Our proposed solution:
A multi-agent environment where each agent learns a policy for a product line. We used the PPO algorithm implemented through Ray RLlib. Our RL environment is designed to consider the folllowing actions:

  1. When to raise a purchase order
  2. Which products to order
  3. The quantity to order for each product
  4. Which supplier to consider

The agent is trained on historical sales from the past year. The environment consists of N observations, representing the stock level and trends, and 2 actions (quantity to order & supplier ID). Agents are trained in a multi-agent environment with a shared policy option set, and each episode consists of 365 time steps. The reward is calculated on the net profit made in one episode after a series of actions. Moreover, reward shaping is applied to guide the agents in making the right decisions. We applied penalties at each time step when the demand was missed, late orders and the choice of wrong suppliers (with a higher price or longer lead time). Indeed, each decision made by the agent at the time step “t”, will have a negative/positive impact at future time steps “t+M”.
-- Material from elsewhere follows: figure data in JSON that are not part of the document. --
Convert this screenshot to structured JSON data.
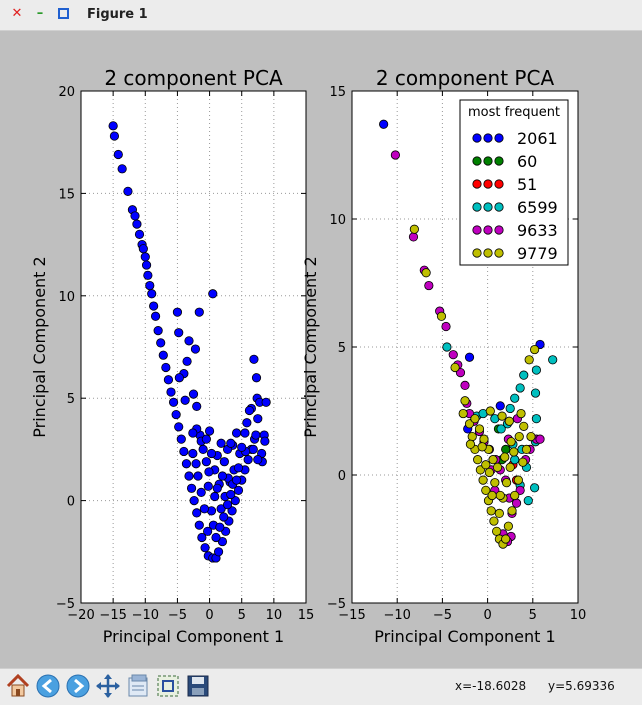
{
  "window": {
    "title": "Figure 1"
  },
  "toolbar": {
    "items": [
      "home-icon",
      "back-icon",
      "forward-icon",
      "pan-icon",
      "configure-icon",
      "zoom-icon",
      "save-icon"
    ],
    "x_readout": "x=-18.6028",
    "y_readout": "y=5.69336"
  },
  "colors": {
    "blue": "#0000ff",
    "green": "#008000",
    "red": "#ff0000",
    "cyan": "#00bfbf",
    "magenta": "#bf00bf",
    "yellow": "#bfbf00"
  },
  "chart_data": [
    {
      "type": "scatter",
      "title": "2 component PCA",
      "xlabel": "Principal Component 1",
      "ylabel": "Principal Component 2",
      "xlim": [
        -20,
        15
      ],
      "ylim": [
        -5,
        20
      ],
      "xticks": [
        "−20",
        "−15",
        "−10",
        "−5",
        "0",
        "5",
        "10",
        "15"
      ],
      "yticks": [
        "−5",
        "0",
        "5",
        "10",
        "15",
        "20"
      ],
      "grid": true,
      "series": [
        {
          "color": "#0000ff",
          "points": [
            [
              -15,
              18.3
            ],
            [
              -14.8,
              17.8
            ],
            [
              -14.2,
              16.9
            ],
            [
              -13.6,
              16.2
            ],
            [
              -12.7,
              15.1
            ],
            [
              -12,
              14.2
            ],
            [
              -11.6,
              13.9
            ],
            [
              -11.3,
              13.5
            ],
            [
              -10.9,
              13
            ],
            [
              -10.5,
              12.5
            ],
            [
              -10.3,
              12.3
            ],
            [
              -10,
              11.9
            ],
            [
              -9.8,
              11.5
            ],
            [
              -9.6,
              11
            ],
            [
              -9.3,
              10.5
            ],
            [
              -9,
              10.1
            ],
            [
              -8.7,
              9.5
            ],
            [
              -8.4,
              9
            ],
            [
              -8,
              8.3
            ],
            [
              -7.6,
              7.7
            ],
            [
              -7.2,
              7.1
            ],
            [
              -6.8,
              6.5
            ],
            [
              -6.4,
              5.9
            ],
            [
              -6,
              5.3
            ],
            [
              -5.6,
              4.8
            ],
            [
              -5.2,
              4.2
            ],
            [
              -4.8,
              3.6
            ],
            [
              -4.4,
              3
            ],
            [
              -4,
              2.4
            ],
            [
              -3.6,
              1.8
            ],
            [
              -3.2,
              1.2
            ],
            [
              -2.8,
              0.6
            ],
            [
              -2.4,
              0
            ],
            [
              -2,
              -0.6
            ],
            [
              -1.6,
              -1.2
            ],
            [
              -1.2,
              -1.8
            ],
            [
              -0.7,
              -2.3
            ],
            [
              -0.2,
              -2.7
            ],
            [
              0.5,
              -2.8
            ],
            [
              1,
              -2.8
            ],
            [
              1.4,
              -2.5
            ],
            [
              2,
              -2
            ],
            [
              2.5,
              -1.5
            ],
            [
              3,
              -1
            ],
            [
              3.5,
              -0.5
            ],
            [
              4,
              0
            ],
            [
              4.5,
              0.5
            ],
            [
              5,
              1
            ],
            [
              5.5,
              1.5
            ],
            [
              6,
              2
            ],
            [
              6.5,
              2.5
            ],
            [
              7,
              3
            ],
            [
              7.5,
              4
            ],
            [
              7.4,
              5
            ],
            [
              7.3,
              6
            ],
            [
              6.9,
              6.9
            ],
            [
              6.5,
              4.5
            ],
            [
              5.8,
              3.8
            ],
            [
              6.2,
              4.4
            ],
            [
              4.7,
              2.3
            ],
            [
              3.8,
              1.5
            ],
            [
              7.2,
              3.2
            ],
            [
              7.8,
              4.8
            ],
            [
              8.5,
              3.2
            ],
            [
              8.8,
              4.8
            ],
            [
              8.6,
              2.9
            ],
            [
              8.2,
              1.9
            ],
            [
              8.1,
              2.3
            ],
            [
              7.5,
              2
            ],
            [
              6.8,
              2.5
            ],
            [
              5.6,
              2.4
            ],
            [
              4.5,
              1.6
            ],
            [
              3.2,
              0.9
            ],
            [
              2.4,
              0.2
            ],
            [
              1.8,
              -0.4
            ],
            [
              2.9,
              1.1
            ],
            [
              3.6,
              2.7
            ],
            [
              4.2,
              3.3
            ],
            [
              5,
              2.6
            ],
            [
              5.5,
              3.3
            ],
            [
              2,
              1.2
            ],
            [
              1.5,
              0.8
            ],
            [
              0.8,
              1.5
            ],
            [
              -0.5,
              1.9
            ],
            [
              -1,
              2.5
            ],
            [
              -1.5,
              3.2
            ],
            [
              -2,
              3.5
            ],
            [
              -1.3,
              2.9
            ],
            [
              0,
              3.4
            ],
            [
              -0.5,
              3
            ],
            [
              1.2,
              2.2
            ],
            [
              1.8,
              2.8
            ],
            [
              -3.5,
              6.8
            ],
            [
              -3.2,
              7.8
            ],
            [
              -2.2,
              7.4
            ],
            [
              -2.5,
              5.2
            ],
            [
              -4,
              6.2
            ],
            [
              -4.8,
              8.2
            ],
            [
              -5,
              9.2
            ],
            [
              -4.7,
              6
            ],
            [
              -3.8,
              4.9
            ],
            [
              -2,
              4.6
            ],
            [
              -2.6,
              3.3
            ],
            [
              -1.6,
              9.2
            ],
            [
              0.5,
              10.1
            ],
            [
              -0.3,
              -1.5
            ],
            [
              0.3,
              -0.5
            ],
            [
              0.8,
              0.2
            ],
            [
              1.2,
              0.6
            ],
            [
              -0.8,
              -0.4
            ],
            [
              -1.3,
              0.4
            ],
            [
              -1.8,
              1.2
            ],
            [
              -0.2,
              0.7
            ],
            [
              0.6,
              -1.2
            ],
            [
              1,
              -1.8
            ],
            [
              1.6,
              -1.3
            ],
            [
              2.2,
              -0.8
            ],
            [
              2.8,
              -0.2
            ],
            [
              3.3,
              0.3
            ],
            [
              3.6,
              0.8
            ],
            [
              4.2,
              1
            ],
            [
              2.3,
              1.9
            ],
            [
              2.8,
              2.5
            ],
            [
              3.3,
              2.8
            ],
            [
              -0.1,
              1.4
            ],
            [
              0.3,
              2.3
            ],
            [
              -2.1,
              1.8
            ],
            [
              -2.6,
              2.3
            ]
          ]
        }
      ]
    },
    {
      "type": "scatter",
      "title": "2 component PCA",
      "xlabel": "Principal Component 1",
      "ylabel": "Principal Component 2",
      "xlim": [
        -15,
        10
      ],
      "ylim": [
        -5,
        15
      ],
      "xticks": [
        "−15",
        "−10",
        "−5",
        "0",
        "5",
        "10"
      ],
      "yticks": [
        "−5",
        "0",
        "5",
        "10",
        "15"
      ],
      "grid": true,
      "legend": {
        "title": "most frequent",
        "placement": "top-right"
      },
      "series": [
        {
          "name": "2061",
          "color": "#0000ff",
          "points": [
            [
              -11.5,
              13.7
            ],
            [
              -2,
              4.6
            ],
            [
              5.8,
              5.1
            ],
            [
              -2.2,
              1.8
            ],
            [
              1.4,
              2.7
            ]
          ]
        },
        {
          "name": "60",
          "color": "#008000",
          "points": [
            [
              1.2,
              1.8
            ],
            [
              2,
              1
            ],
            [
              1.6,
              0.6
            ]
          ]
        },
        {
          "name": "51",
          "color": "#ff0000",
          "points": [
            [
              2.8,
              0.4
            ],
            [
              3.2,
              -0.2
            ]
          ]
        },
        {
          "name": "6599",
          "color": "#00bfbf",
          "points": [
            [
              -4.5,
              5
            ],
            [
              7.2,
              4.5
            ],
            [
              5.4,
              4.1
            ],
            [
              4,
              3.9
            ],
            [
              3.6,
              3.4
            ],
            [
              3,
              3
            ],
            [
              2.5,
              2.6
            ],
            [
              5.3,
              3.2
            ],
            [
              5.4,
              2.2
            ],
            [
              5.3,
              1.3
            ],
            [
              5.2,
              -0.5
            ],
            [
              3.8,
              1
            ],
            [
              3,
              0.6
            ],
            [
              4.3,
              0.3
            ],
            [
              2.2,
              2
            ],
            [
              -1.2,
              2.3
            ],
            [
              -0.5,
              2.4
            ],
            [
              0.8,
              2.2
            ],
            [
              1.5,
              1.8
            ],
            [
              2.8,
              1.2
            ],
            [
              3.6,
              -0.4
            ],
            [
              4.5,
              -1
            ]
          ]
        },
        {
          "name": "9633",
          "color": "#bf00bf",
          "points": [
            [
              -10.2,
              12.5
            ],
            [
              -8.2,
              9.3
            ],
            [
              -7,
              8
            ],
            [
              -6.5,
              7.4
            ],
            [
              -5.3,
              6.4
            ],
            [
              -4.6,
              5.8
            ],
            [
              -3.8,
              4.7
            ],
            [
              -3.3,
              4.3
            ],
            [
              -3,
              4
            ],
            [
              -2.5,
              3.5
            ],
            [
              -2.3,
              2.8
            ],
            [
              -2,
              2.4
            ],
            [
              -1.5,
              2.1
            ],
            [
              -0.9,
              1.7
            ],
            [
              -0.4,
              1.3
            ],
            [
              0.2,
              1
            ],
            [
              0.9,
              0.6
            ],
            [
              1.4,
              0.2
            ],
            [
              2,
              -0.2
            ],
            [
              2.4,
              -0.9
            ],
            [
              2.7,
              -1.5
            ],
            [
              3.2,
              -1.1
            ],
            [
              3.6,
              -0.6
            ],
            [
              4.2,
              0.6
            ],
            [
              4.7,
              1
            ],
            [
              5.4,
              1.4
            ],
            [
              5.8,
              1.4
            ],
            [
              3.3,
              2.2
            ],
            [
              2.3,
              1.4
            ],
            [
              2.6,
              -2.4
            ],
            [
              2.2,
              -2.6
            ],
            [
              1.7,
              -2.3
            ],
            [
              0.8,
              -0.6
            ],
            [
              0.4,
              0.2
            ]
          ]
        },
        {
          "name": "9779",
          "color": "#bfbf00",
          "points": [
            [
              -8.1,
              9.6
            ],
            [
              -6.8,
              7.9
            ],
            [
              -5.1,
              6.2
            ],
            [
              -3.6,
              4.2
            ],
            [
              -2.5,
              2.9
            ],
            [
              -2,
              2
            ],
            [
              -1.7,
              1.5
            ],
            [
              -1.4,
              1
            ],
            [
              -1.1,
              0.6
            ],
            [
              -0.8,
              0.2
            ],
            [
              -0.5,
              -0.2
            ],
            [
              -0.2,
              -0.6
            ],
            [
              0.1,
              -1
            ],
            [
              0.4,
              -1.4
            ],
            [
              0.7,
              -1.8
            ],
            [
              1,
              -2.2
            ],
            [
              1.3,
              -2.5
            ],
            [
              1.7,
              -2.7
            ],
            [
              2,
              -2.5
            ],
            [
              2.3,
              -2
            ],
            [
              2.7,
              -1.4
            ],
            [
              3,
              -0.8
            ],
            [
              3.4,
              -0.2
            ],
            [
              3.9,
              0.5
            ],
            [
              4.3,
              1
            ],
            [
              4.8,
              1.5
            ],
            [
              5.2,
              4.9
            ],
            [
              4.6,
              4.5
            ],
            [
              4,
              1.9
            ],
            [
              3.5,
              1.5
            ],
            [
              2.9,
              0.9
            ],
            [
              2.5,
              0.3
            ],
            [
              2.1,
              -0.3
            ],
            [
              1.7,
              -0.9
            ],
            [
              1.3,
              -1.5
            ],
            [
              -1.4,
              2.2
            ],
            [
              -0.9,
              1.8
            ],
            [
              -0.4,
              1.4
            ],
            [
              0.1,
              1
            ],
            [
              0.6,
              0.6
            ],
            [
              1.1,
              0.3
            ],
            [
              1.6,
              2.3
            ],
            [
              2.4,
              2.1
            ],
            [
              0.3,
              2.5
            ],
            [
              -0.6,
              1.1
            ],
            [
              0.2,
              0.1
            ],
            [
              0.8,
              -0.3
            ],
            [
              1.4,
              -0.8
            ],
            [
              -1.9,
              1.2
            ],
            [
              -2.7,
              2.4
            ],
            [
              -0.2,
              0.4
            ],
            [
              0.5,
              -0.8
            ],
            [
              1.9,
              0.7
            ],
            [
              2.6,
              1.3
            ],
            [
              3.7,
              2.4
            ]
          ]
        }
      ]
    }
  ]
}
At each time step, the demand from historical data is used to update the observations. Thus, the agent is expected to reach last year’s net profit or to overcome it.
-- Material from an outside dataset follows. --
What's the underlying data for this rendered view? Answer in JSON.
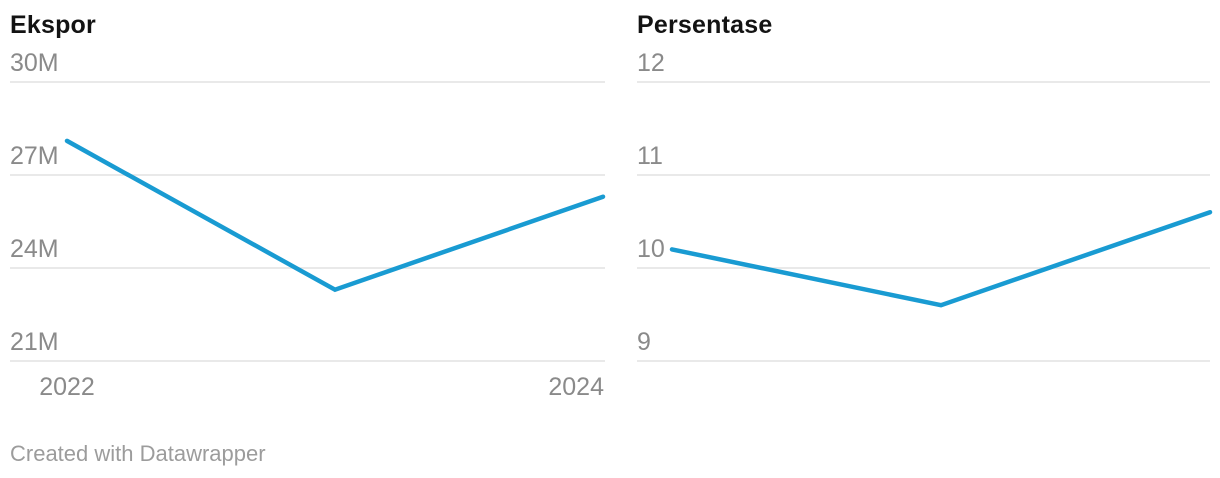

About the neural network, we used a custom model consisting of linear layers with ReLU activations, branching into softmax for supplier selection and a customized activation function for the quantity branch output values with the range [0, max_purchase_quantity]. Batch normalization has been applied to enhance convergence and reduce overfitting, and attention mechanisms have been incorporated to focus on critical values in the observation space.

Issues Encountered:
Despite efforts, I am facing challenges in achieving optimal convergence and performance. The training process is notably slow (using a Nvidia GPU GeForce RTX 3080 10GB). After 15,000 iterations on 50 products, spanning 28 hours, the agent has not reached the expected reward where it can autonomously set the order quantity and supplier ID. We have tried implementing penalties in the reward function for incorrect decisions, experimented with different exploration strategies, used curriculum learning (to apply penalties progressively), and applied reward normalization. However, the results were not as expected.

How You Can Help:
I am reaching out for assistance and fresh perspectives. If you have experience with reinforcement learning in supply chain optimization, suggestions on improving convergence speed, dealing with complex action spaces, or insights into effective exploration strategies would be immensely valuable.

Moreover, if you have encountered similar challenges or have successfully implemented RL agents in supply chain contexts, your guidance on tuning hyperparameters, designing effective reward functions, or any other relevant advice would be highly appreciated.

Thank you in advance for considering this topic.
I eagerly await your responses and insights.